Standard Life Investments believes that the USA and Europe are involved in a struggle to avoid many of the problems that Japan's economy has faced over the last two decades.
Speaking at the Centre for Investor Education Conference in Tokyo, Andrew Milligan, Head of Global Strategy at Standard Life Investments said:
"For many years, global investors have paid little attention to Japan, an economy traditionally associated with slow growth, deflation, and highly controlled capital markets. However with the recent series of policy announcements by the new Japanese government, at a time when many Western economies face slow economic growth, commentators are increasingly looking at the Japanese economy to see the implications of stagnation and deflation and understand the possible measures that could be taken to prevent this outcome.
"Although the negative implications of Japanese style stagnation and deflation are obvious the effectiveness of Western measures to avoid this outcome are still uncertain.
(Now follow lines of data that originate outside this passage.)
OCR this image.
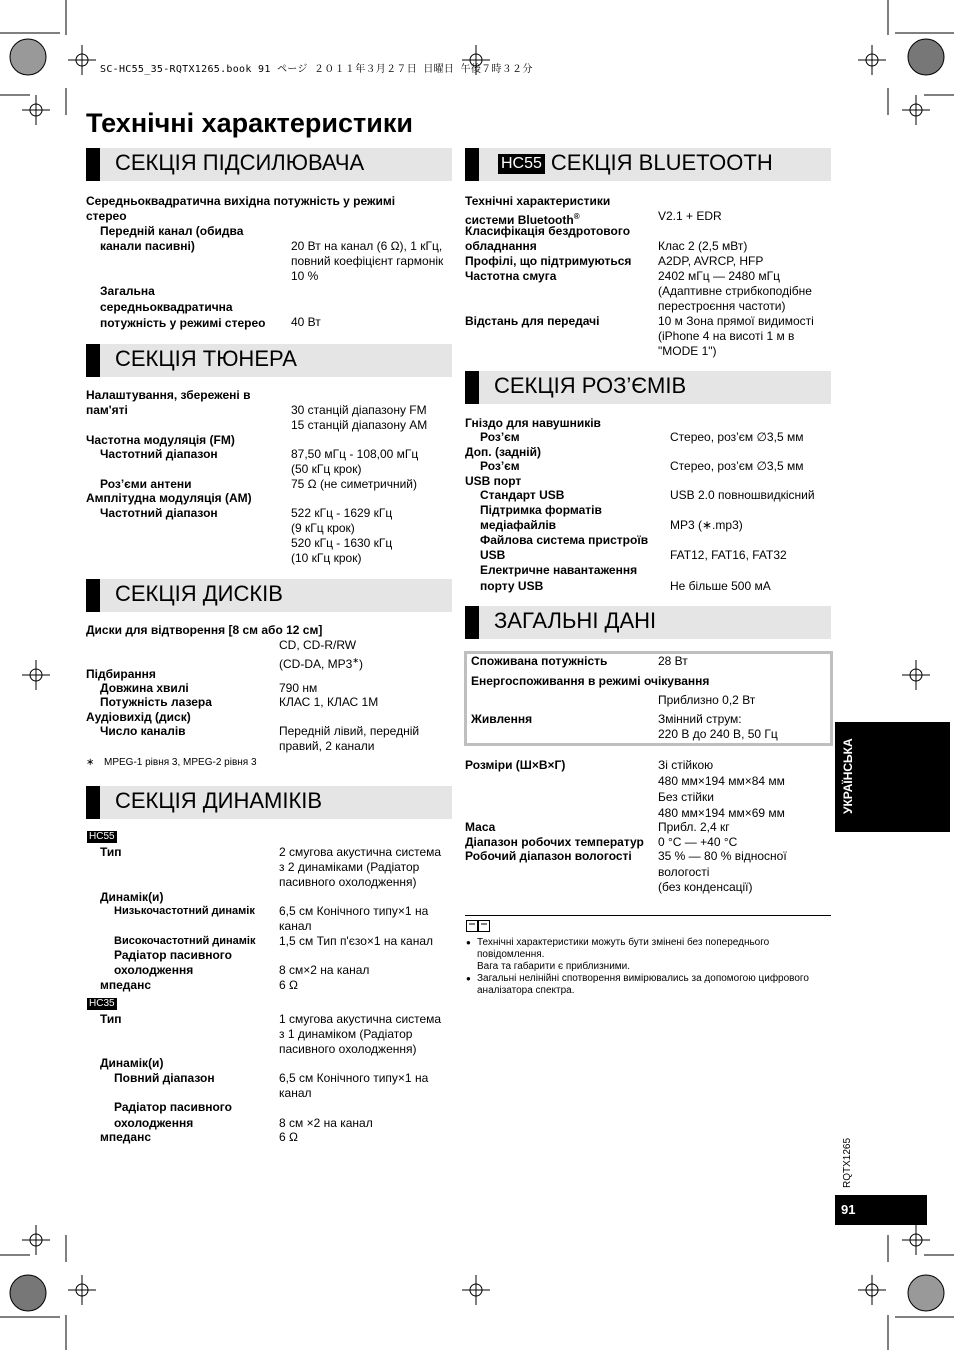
SC-HC55_35-RQTX1265.book 91 ページ ２０１１年３月２７日 日曜日 午後７時３２分
Технічні характеристики
СЕКЦІЯ ПІДСИЛЮВАЧА
Середньоквадратична вихідна потужність у режимі
стерео
Передній канал (обидва
канали пасивні)	20 Вт на канал (6 Ω), 1 кГц,
повний коефіцієнт гармонік
10 %
Загальна
середньоквадратична
потужність у режимі стерео 40 Вт
СЕКЦІЯ ТЮНЕРА
Налаштування, збережені в
пам'яті	30 станцій діапазону FM
15 станцій діапазону AM
Частотна модуляція (FM)
Частотний діапазон	87,50 мГц - 108,00 мГц
(50 кГц крок)
Роз’єми антени	75 Ω (не симетричний)
Амплітудна модуляція (AM)
Частотний діапазон	522 кГц - 1629 кГц
(9 кГц крок)
520 кГц - 1630 кГц
(10 кГц крок)
СЕКЦІЯ ДИСКІВ
Диски для відтворення [8 см або 12 см]
CD, CD-R/RW
(CD-DA, MP3∗)
Підбирання
Довжина хвилі	790 нм
Потужність лазера	КЛАС 1, КЛАС 1M
Аудіовихід (диск)
Число каналів	Передній лівий, передній
правий, 2 канали
∗ MPEG-1 рівня 3, MPEG-2 рівня 3
СЕКЦІЯ ДИНАМІКІВ
HC55
Тип	2 смугова акустична система
з 2 динаміками (Радіатор
пасивного охолодження)
Динамік(и)
Низькочастотний динамік 6,5 см Конічного типу×1 на
канал
Високочастотний динамік 1,5 см Тип п'єзо×1 на канал
Радіатор пасивного
охолодження	8 см×2 на канал
мпеданс	6 Ω
HC35
Тип	1 смугова акустична система
з 1 динаміком (Радіатор
пасивного охолодження)
Динамік(и)
Повний діапазон	6,5 см Конічного типу×1 на
канал
Радіатор пасивного
охолодження	8 см ×2 на канал
мпеданс	6 Ω
HC55 СЕКЦІЯ BLUETOOTH
Технічні характеристики
системи Bluetooth®	V2.1 + EDR
Класифікація бездротового
обладнання	Клас 2 (2,5 мВт)
Профілі, що підтримуються A2DP, AVRCP, HFP
Частотна смуга	2402 мГц — 2480 мГц
(Адаптивне стрибкоподібне
перестроєння частоти)
Відстань для передачі	10 м Зона прямої видимості
(iPhone 4 на висоті 1 м в
"MODE 1")
СЕКЦІЯ РОЗ’ЄМІВ
Гніздо для навушників
Роз’єм	Стерео, роз’єм ∅3,5 мм
Доп. (задній)
Роз’єм	Стерео, роз’єм ∅3,5 мм
USB порт
Стандарт USB	USB 2.0 повношвидкісний
Підтримка форматів
медіафайлів	MP3 (∗.mp3)
Файлова система пристроїв
USB	FAT12, FAT16, FAT32
Електричне навантаження
порту USB	Не більше 500 мА
ЗАГАЛЬНІ ДАНІ
Споживана потужність	28 Вт
Енергоспоживання в режимі очікування
Приблизно 0,2 Вт
Живлення	Змінний струм:
220 В до 240 В, 50 Гц
Розміри (Ш×В×Г)	Зі стійкою
480 мм×194 мм×84 мм
Без стійки
480 мм×194 мм×69 мм
Маса	Прибл. 2,4 кг
Діапазон робочих температур 0 °C — +40 °C
Робочий діапазон вологості 35 % — 80 % відносної
вологості
(без конденсації)
● Технічні характеристики можуть бути змінені без попереднього
повідомлення.
Вага та габарити є приблизними.
● Загальні нелінійні спотворення вимірювались за допомогою цифрового
аналізатора спектра.
УКРАЇНСЬКА
RQTX1265
91
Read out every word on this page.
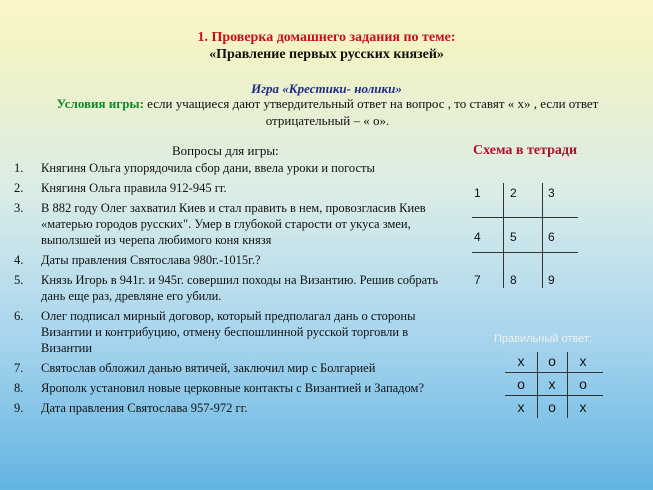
1. Проверка домашнего задания по теме:
«Правление первых русских князей»
Игра «Крестики- нолики»
Условия игры: если учащиеся дают утвердительный ответ на вопрос , то ставят « х» , если ответ отрицательный – « о».
Вопросы для игры:
1. Княгиня Ольга упорядочила сбор дани, ввела уроки и погосты
2. Княгиня Ольга правила 912-945 гг.
3. В 882 году Олег захватил Киев и стал править в нем, провозгласив Киев «матерью городов русских". Умер в глубокой старости от укуса змеи, выползшей из черепа любимого коня князя
4. Даты правления Святослава 980г.-1015г.?
5. Князь Игорь в 941г. и 945г. совершил походы на Византию. Решив собрать дань еще раз, древляне его убили.
6. Олег подписал мирный договор, который предполагал дань о стороны Византии и контрибуцию, отмену беспошлинной русской торговли в Византии
7. Святослав обложил данью вятичей, заключил мир с Болгарией
8. Ярополк установил новые церковные контакты с Византией и Западом?
9. Дата правления Святослава 957-972 гг.
Схема в тетради
1 2	3
4 5	6
7 8	9
Правильный ответ:
х	о	х
о	х	о
х	о	х
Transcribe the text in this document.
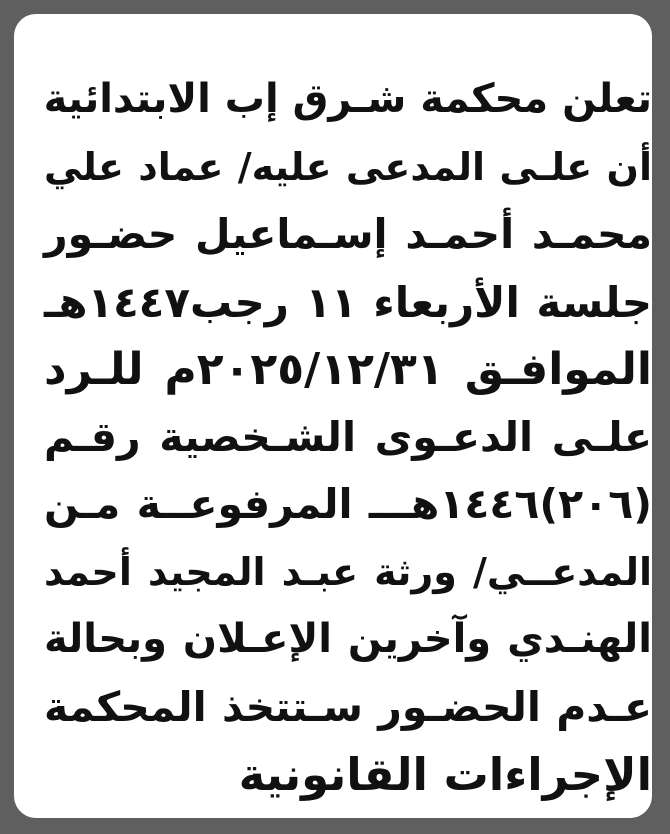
تعلن محكمة شـرق إب الابتدائية
أن علـى المدعى عليه/ عماد علي
محمـد أحمـد إسـماعيل حضـور
جلسة الأربعاء ١١ رجب١٤٤٧هـ
الموافـق ٢٠٢٥/١٢/٣١م للـرد
علـى الدعـوى الشـخصية رقـم
(٢٠٦)١٤٤٦هـــ المرفوعــة مـن
المدعــي/ ورثة عبـد المجيد أحمد
الهنـدي وآخرين الإعـلان وبحالة
عـدم الحضـور سـتتخذ المحكمة
الإجراءات القانونية
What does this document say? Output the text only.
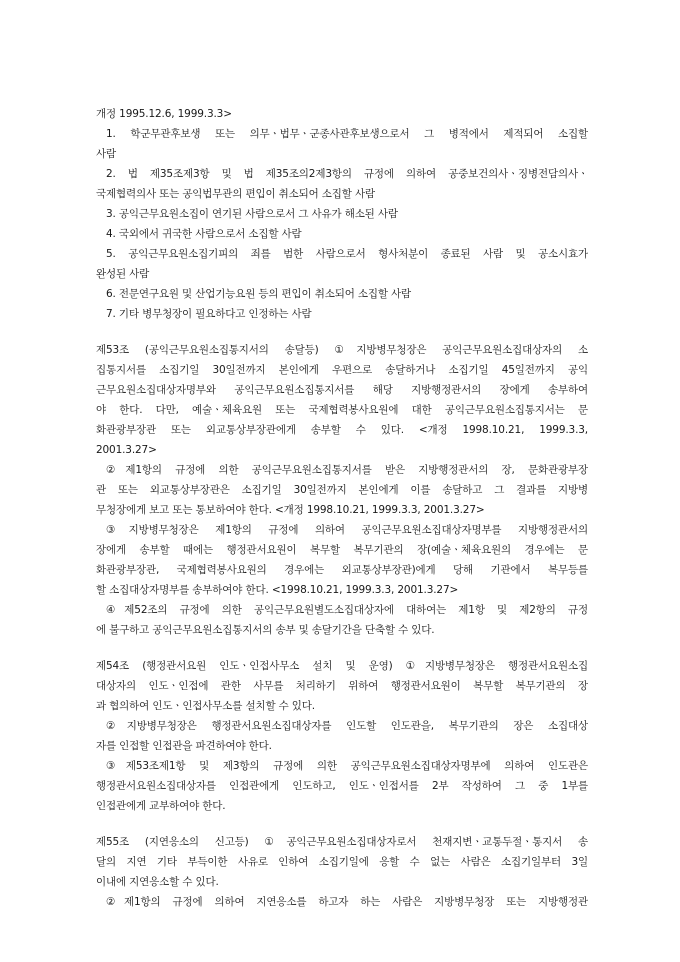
개정 1995.12.6, 1999.3.3>
1. 학군무관후보생 또는 의무ㆍ법무ㆍ군종사관후보생으로서 그 병적에서 제적되어 소집할
사람
2. 법 제35조제3항 및 법 제35조의2제3항의 규정에 의하여 공중보건의사ㆍ징병전담의사ㆍ
국제협력의사 또는 공익법무관의 편입이 취소되어 소집할 사람
3. 공익근무요원소집이 연기된 사람으로서 그 사유가 해소된 사람
4. 국외에서 귀국한 사람으로서 소집할 사람
5. 공익근무요원소집기피의 죄를 범한 사람으로서 형사처분이 종료된 사람 및 공소시효가
완성된 사람
6. 전문연구요원 및 산업기능요원 등의 편입이 취소되어 소집할 사람
7. 기타 병무청장이 필요하다고 인정하는 사람
제53조 (공익근무요원소집통지서의 송달등) ①지방병무청장은 공익근무요원소집대상자의 소
집통지서를 소집기일 30일전까지 본인에게 우편으로 송달하거나 소집기일 45일전까지 공익
근무요원소집대상자명부와 공익근무요원소집통지서를 해당 지방행정관서의 장에게 송부하여
야 한다. 다만, 예술ㆍ체육요원 또는 국제협력봉사요원에 대한 공익근무요원소집통지서는 문
화관광부장관 또는 외교통상부장관에게 송부할 수 있다. <개정 1998.10.21, 1999.3.3,
2001.3.27>
②제1항의 규정에 의한 공익근무요원소집통지서를 받은 지방행정관서의 장, 문화관광부장
관 또는 외교통상부장관은 소집기일 30일전까지 본인에게 이를 송달하고 그 결과를 지방병
무청장에게 보고 또는 통보하여야 한다. <개정 1998.10.21, 1999.3.3, 2001.3.27>
③지방병무청장은 제1항의 규정에 의하여 공익근무요원소집대상자명부를 지방행정관서의
장에게 송부할 때에는 행정관서요원이 복무할 복무기관의 장(예술ㆍ체육요원의 경우에는 문
화관광부장관, 국제협력봉사요원의 경우에는 외교통상부장관)에게 당해 기관에서 복무등를
할 소집대상자명부를 송부하여야 한다. <1998.10.21, 1999.3.3, 2001.3.27>
④제52조의 규정에 의한 공익근무요원별도소집대상자에 대하여는 제1항 및 제2항의 규정
에 불구하고 공익근무요원소집통지서의 송부 및 송달기간을 단축할 수 있다.
제54조 (행정관서요원 인도ㆍ인접사무소 설치 및 운영) ①지방병무청장은 행정관서요원소집
대상자의 인도ㆍ인접에 관한 사무를 처리하기 위하여 행정관서요원이 복무할 복무기관의 장
과 협의하여 인도ㆍ인접사무소를 설치할 수 있다.
②지방병무청장은 행정관서요원소집대상자를 인도할 인도관을, 복무기관의 장은 소집대상
자를 인접할 인접관을 파견하여야 한다.
③제53조제1항 및 제3항의 규정에 의한 공익근무요원소집대상자명부에 의하여 인도관은
행정관서요원소집대상자를 인접관에게 인도하고, 인도ㆍ인접서를 2부 작성하여 그 중 1부를
인접관에게 교부하여야 한다.
제55조 (지연응소의 신고등) ①공익근무요원소집대상자로서 천재지변ㆍ교통두절ㆍ통지서 송
달의 지연 기타 부득이한 사유로 인하여 소집기일에 응할 수 없는 사람은 소집기일부터 3일
이내에 지연응소할 수 있다.
②제1항의 규정에 의하여 지연응소를 하고자 하는 사람은 지방병무청장 또는 지방행정관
While there has been considerable debate about how monetary policy can help support other policies to create economic growth, there is growing agreement that central bankers can only buy time - time to allow the reduction in household debt burdens, economic rebalancing, or restructuring of labour markets and welfare systems.
"We believe that demand-side stimulus, whether monetary or fiscal, must be complementary with other issues such as structural reforms and macro-prudential regulation. Too often in the public debate, politicians and economists stress one but not the other, e.g. growth or austerity.
"Our analysis suggests that the US and the UK seem least likely to go down the Japan path. Although they are both going through a difficult deleveraging cycle, they have central banks that have acted to avoid deflation. This has helped prevent nominal GDP falling too much and hence allowed real debt burdens to decline. Bank reforms were also much faster than in Japan while demographics are more supportive. In addition, both countries are much less regulated economies than Japan's, so the supply side looks to be in better shape.
"Conversely, there is definitely a growing risk that the Eurozone as a whole, and some countries such as Italy in particular, are beginning to see similar problems to Japan. Within Europe, however, there are significant country differences. Germany is not France which is not Italy.
"It is important to recognise the unique state of the European experiment. Co-ordination is difficult. Monetary policy is conducted at the Eurozone level, financial regulation and trade policy is conducted at the European Union level, while fiscal policies are mostly determined at the national level. No decision has yet been reached of which level in practice banking regulation will operate at. As the crisis has abundantly shown, this presents a special set of challenges to overcome, particularly coordination problems."